Арамис ограничился кивком головы, означавшим «отлично», и жестом, означавшим «ступайте вперед».

Была прекрасная звездная ночь. Шаги трех мужчин гулко отдавались на каменных плитах, и звяканье ключей, висевших на поясе у тюремщика, доносилось до верхних этажей башен, как бы затем, чтобы напомнить несчастным узникам, что свобода вне пределов их досягаемости.
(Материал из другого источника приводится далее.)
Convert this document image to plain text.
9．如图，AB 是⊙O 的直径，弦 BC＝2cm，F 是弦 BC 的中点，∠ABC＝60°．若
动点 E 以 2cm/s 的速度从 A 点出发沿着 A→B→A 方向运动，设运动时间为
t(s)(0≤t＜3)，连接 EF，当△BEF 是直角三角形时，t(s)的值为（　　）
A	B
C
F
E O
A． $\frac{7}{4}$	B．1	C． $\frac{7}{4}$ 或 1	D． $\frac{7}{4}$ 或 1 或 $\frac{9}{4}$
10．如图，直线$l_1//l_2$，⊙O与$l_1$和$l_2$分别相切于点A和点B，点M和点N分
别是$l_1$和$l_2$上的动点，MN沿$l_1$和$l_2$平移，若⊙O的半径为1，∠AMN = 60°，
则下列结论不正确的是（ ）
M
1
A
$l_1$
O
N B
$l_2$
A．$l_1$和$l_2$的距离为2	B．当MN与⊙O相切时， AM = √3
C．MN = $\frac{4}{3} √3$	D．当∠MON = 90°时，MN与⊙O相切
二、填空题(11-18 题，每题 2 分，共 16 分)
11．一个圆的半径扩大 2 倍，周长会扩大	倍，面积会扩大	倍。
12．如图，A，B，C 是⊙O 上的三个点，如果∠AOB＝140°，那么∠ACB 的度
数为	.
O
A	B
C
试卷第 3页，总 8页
Перемена, происшедшая с Безмо, коснулась, казалось, всех и всего. Тот же тюремщик, который при первом посещении Арамиса был так любопытен и так настойчив в расспросах, стал не только немым, но и бесстрастным. Он шел с опущенной головой и боялся, казалось, услышать хотя бы единое слово из разговора Арамиса с Безмо.

Так, в полном молчании, дошли они до подножия Бертодьеры и неторопливо поднялись на второй этаж; Безмо по-прежнему во всем повиновался Арамису, но особого рвения в этом он, впрочем, не проявлял.

Наконец они подошли к двери узника; тюремщику не понадобилось отыскивать ключ, он приготовил его заранее. Дверь отворилась. Безмо хотел было войти к заключенному, но Арамис остановил его на пороге.

— Нигде не указано, чтобы узники исповедовались в присутствии коменданта.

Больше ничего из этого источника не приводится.